I’m glad I went to witness the charade today. And while I was more than a little heart broken by the fact that only 30 people bothered to show up to tell the ONE person in the state of Vermont with the power to vote on more funding for this war that we weren’t going to take it anymore, I say bravo to the brave souls who took the risks, made the plunge, and demonstrated their beliefs in the process known – yet rarely practiced – as democracy.

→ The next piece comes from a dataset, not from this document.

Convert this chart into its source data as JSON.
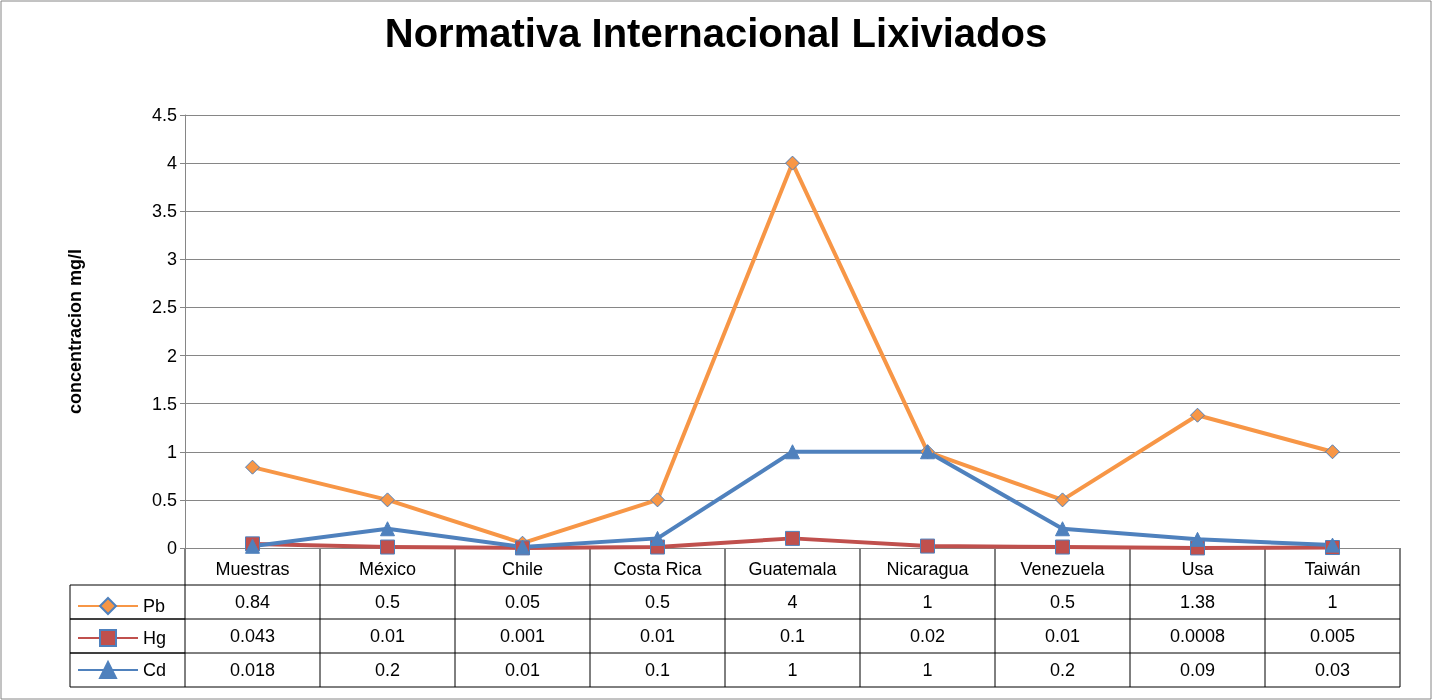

And the funny thing is, I got home to a slew of emails from so many people who didn’t bother to show up today but had all kinds of bitching and whining to do about the war. And to them – and to you -- I must ask, what the fuck did you do to demand an end to this war today? We’re way beyond the rhetoric phase, my friends, it’s action time. And if you’re not going to act, get out of the way. Or, at least, spare me your emails and comments from the cheap seats…
Which side are you on? Anybody but Welch in 2008, for me.